Enjoy the lightning: Die Synthie-Pop-Stars trotzen Starkregen und Wolkenbruch und geben ein beeindruckendes Konzert.

München (mis) - Man muss sich gar nicht dem Olympiagelände nähern, um zu erahnen, in welcher Größenordnung sich Depeche Mode-Konzerte heutzutage abspielen. Schon am Autobahnkreuz Memmingen, über 100 Kilometer vor den Toren Münchens, überholt mich ein Kleinwagen mit großflächig platzierter "Violator"-Rose am Heck. Fans aus Basel, denen das einzige Schweizer Konzert vor zwei Wochen in Bern offenbar nicht genug war. An der Parkuhr in Schwabing wird man von anderen Konzertbesucherinnen nach Kleingeld angesprochen, später im Biergarten bedient mich eine Servicekraft mit "Memento Mori"-Halstattoo. Auch wenn dies ausnahmsweise wohl keine Anspielung auf den hohen Besuch ist, scheint doch die halbe Stadt auf den Beinen zu sein, um nach sechs Jahren die um Gründungsmitglied Andy Fletcher dezimierten Pop-Legenden noch einmal live zu erleben.

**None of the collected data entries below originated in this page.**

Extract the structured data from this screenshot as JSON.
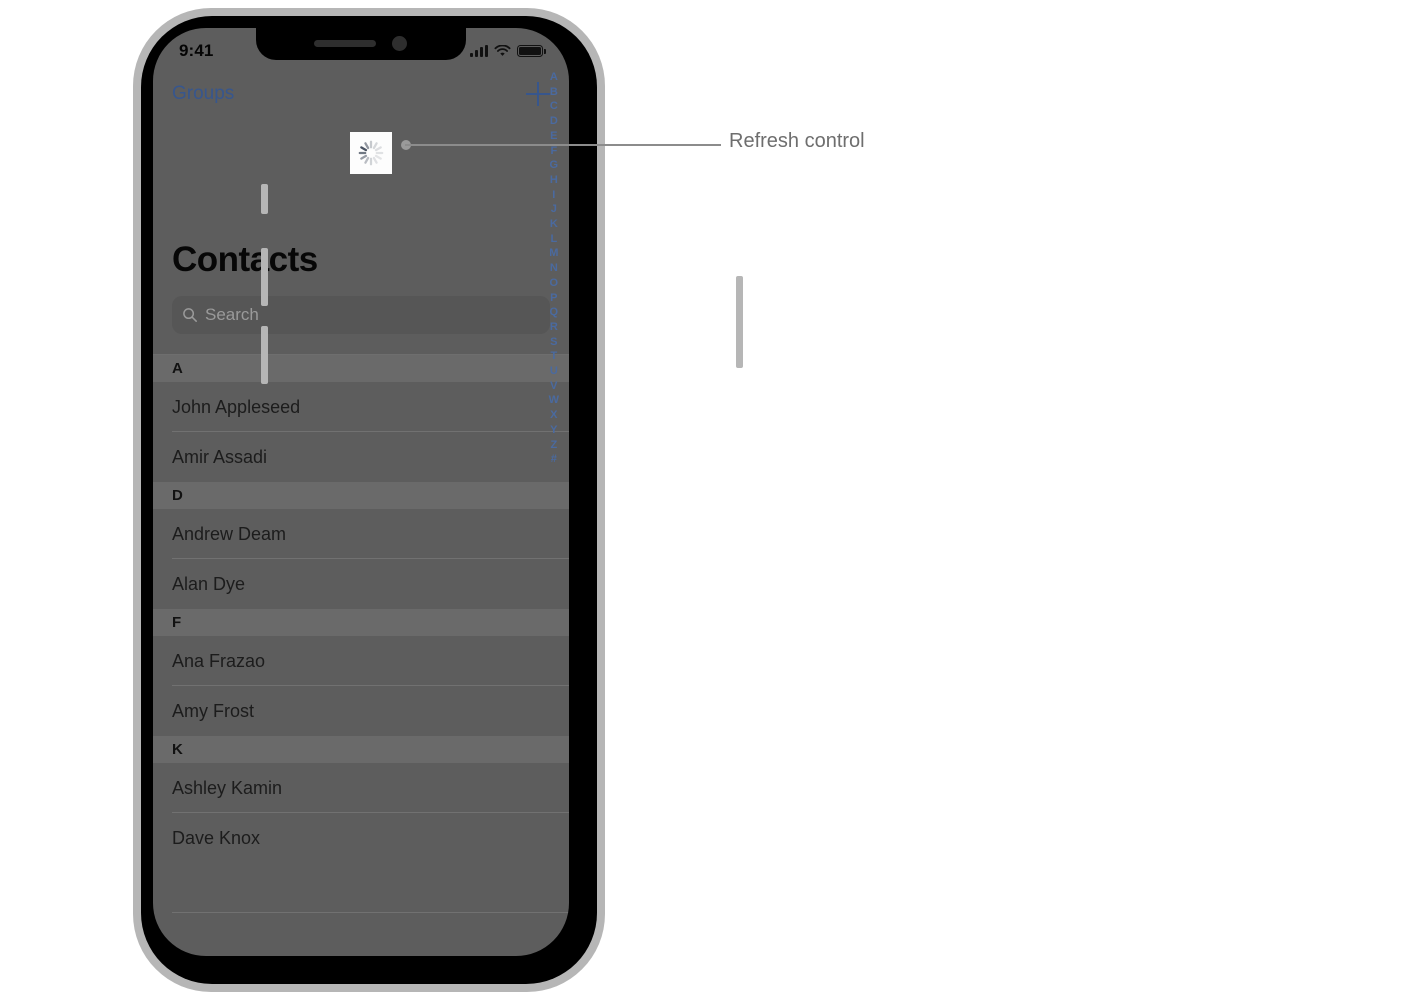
{
  "status_bar": {
    "time": "9:41",
    "cellular_icon": "cellular-bars-icon",
    "wifi_icon": "wifi-icon",
    "battery_icon": "battery-icon"
  },
  "nav_bar": {
    "back_label": "Groups",
    "add_icon": "plus-icon"
  },
  "refresh_control": {
    "spinner_icon": "activity-indicator-icon",
    "spoke_count": 12
  },
  "screen": {
    "title": "Contacts"
  },
  "search": {
    "placeholder": "Search",
    "value": "",
    "icon": "magnifier-icon"
  },
  "list": {
    "sections": [
      {
        "header": "A",
        "rows": [
          "John Appleseed",
          "Amir Assadi"
        ]
      },
      {
        "header": "D",
        "rows": [
          "Andrew Deam",
          "Alan Dye"
        ]
      },
      {
        "header": "F",
        "rows": [
          "Ana Frazao",
          "Amy Frost"
        ]
      },
      {
        "header": "K",
        "rows": [
          "Ashley Kamin",
          "Dave Knox"
        ]
      }
    ]
  },
  "index_bar": {
    "entries": [
      "A",
      "B",
      "C",
      "D",
      "E",
      "F",
      "G",
      "H",
      "I",
      "J",
      "K",
      "L",
      "M",
      "N",
      "O",
      "P",
      "Q",
      "R",
      "S",
      "T",
      "U",
      "V",
      "W",
      "X",
      "Y",
      "Z",
      "#"
    ]
  },
  "callout": {
    "label": "Refresh control"
  },
  "colors": {
    "screen_background": "#5d5d5d",
    "section_header_background": "#6a6a6a",
    "search_field_background": "#565656",
    "accent_blue": "#37568d",
    "index_blue": "#4a6aa0",
    "callout_gray": "#6e6e6e",
    "device_bezel": "#b6b6b6",
    "device_frame": "#000000",
    "spinner_background": "#fdfdfd"
  }
}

Das Olympiastadion ist entsprechend früh bereits gut gefüllt.

Überhaupt umweht diese Tournee eine besondere Abschiedsstimmung - nicht nur weil Fletcher während seines Lieblingssongs "World In My Eyes" großflächig auf den Videoscreens erscheint. Die medial bis ins kleinste Detail ausgeleuchtete Arbeitsatmosphäre am ersten DM-Album in Zweierbesetzung setzte eine neue Harmonie zwischen den beiden Protagonisten Dave Gahan und Martin Gore frei, die sie nun in einem annähernd 80 Konzerte währenden Marathon zelebrieren. Schwer vorstellbar, dass sich die beiden 61-Jährigen in fünf Jahren noch einmal solch einem Kraftakt aussetzen. Daher sind auch 70.000 Zuschauer gekommen, und damit 20.000 mehr als noch 2017. Auch im Pressebereich wird standesgemäß aufgefahren: Das "Memento Mori"-Albumcover im Großformat sowie ein Karton-Gahan begrüßen Journalist*innen, Sponsoren sowie die Münchner Prominenz.

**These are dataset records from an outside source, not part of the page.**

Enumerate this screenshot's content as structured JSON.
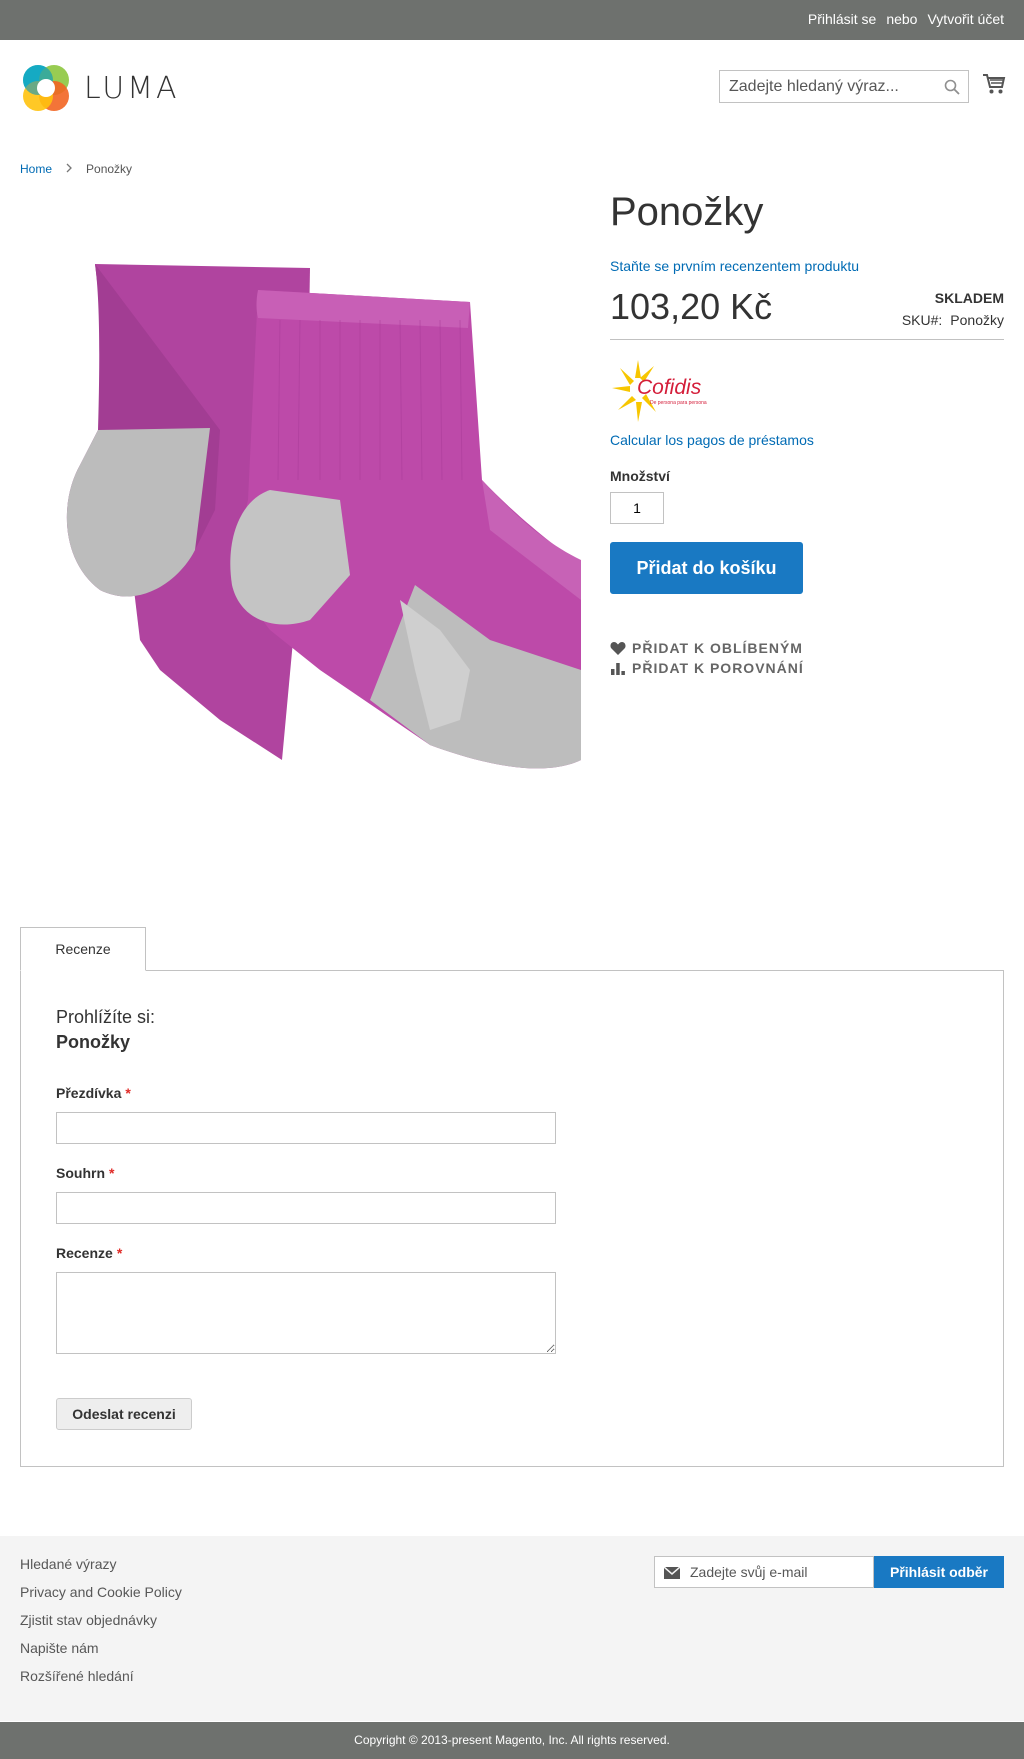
{
  "topbar": {
    "signin": "Přihlásit se",
    "or": "nebo",
    "create_account": "Vytvořit účet"
  },
  "header": {
    "logo_text": "LUMA",
    "search_placeholder": "Zadejte hledaný výraz..."
  },
  "breadcrumb": {
    "home": "Home",
    "current": "Ponožky"
  },
  "product": {
    "title": "Ponožky",
    "review_link": "Staňte se prvním recenzentem produktu",
    "price": "103,20 Kč",
    "stock": "SKLADEM",
    "sku_label": "SKU#:",
    "sku_value": "Ponožky",
    "cofidis_brand": "Cofidis",
    "cofidis_tagline": "De persona para persona",
    "calc_link": "Calcular los pagos de préstamos",
    "qty_label": "Množství",
    "qty_value": "1",
    "add_to_cart": "Přidat do košíku",
    "wishlist": "PŘIDAT K OBLÍBENÝM",
    "compare": "PŘIDAT K POROVNÁNÍ"
  },
  "tabs": {
    "reviews_tab": "Recenze"
  },
  "review_form": {
    "heading": "Prohlížíte si:",
    "product_name": "Ponožky",
    "nickname_label": "Přezdívka",
    "summary_label": "Souhrn",
    "review_label": "Recenze",
    "required_mark": "*",
    "submit": "Odeslat recenzi"
  },
  "footer": {
    "links": [
      "Hledané výrazy",
      "Privacy and Cookie Policy",
      "Zjistit stav objednávky",
      "Napište nám",
      "Rozšířené hledání"
    ],
    "newsletter_placeholder": "Zadejte svůj e-mail",
    "newsletter_button": "Přihlásit odběr",
    "copyright": "Copyright © 2013-present Magento, Inc. All rights reserved."
  },
  "colors": {
    "accent": "#1979c3",
    "link": "#006bb4",
    "topbar": "#6e716e",
    "sock_purple": "#b0449f",
    "sock_grey": "#b9b9b9"
  }
}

Der echte betritt um kurz vor 21 Uhr die Bühne. Das atmosphärische Wabern namens "My Cosmos Is Mine" sorgt in einer Halle sicherlich für einen knisternden Konzertbeginn, in einem taghellen Stadion verpufft dieser Effekt leider ziemlich. Die Vorfreude des Publikums entlädt sich dennoch und erwartungsgemäß sind die ersten 100 Reihen bei den Evergreens "Walking In My Shoes" und "It's No Good" auf Betriebstemperatur. Wenn sich ein gutes Stadionkonzert dadurch auszeichnet, dass die Setlist nicht nur reich an Höhepunkten ist, sondern diese auch einer stringenten Dramaturgie unterordnet, konnte man sich schon bei den letzten beiden Depeche-Mode-Tourneen zahlreiche Fragen stellen. Auch diesmal erstickt das sublime "Sister Of Night" die gerade entstandene Feierstimmung sofort im Keim. Gahan tänzelt verhalten hinter seinem Mikroständer umher und zwingt die 70.000 Anwesenden allein mit seiner Präsenz zum Zuhören. Auch seine zurückhaltender angelegte Bühnenpersona, die den einst umtriebigen Derwisch als stolzierenden Grandseigneur wirken lassen, fügt sich den Songs wunderbar an. Spätestens als er das aktuelle Balladen-Highlight "Speak To Me" anstimmt, scheint das ganze Stadion die Luft anzuhalten - eine Gabe, die in Stadionkontexten tendenziell weniger ausgeprägt ist.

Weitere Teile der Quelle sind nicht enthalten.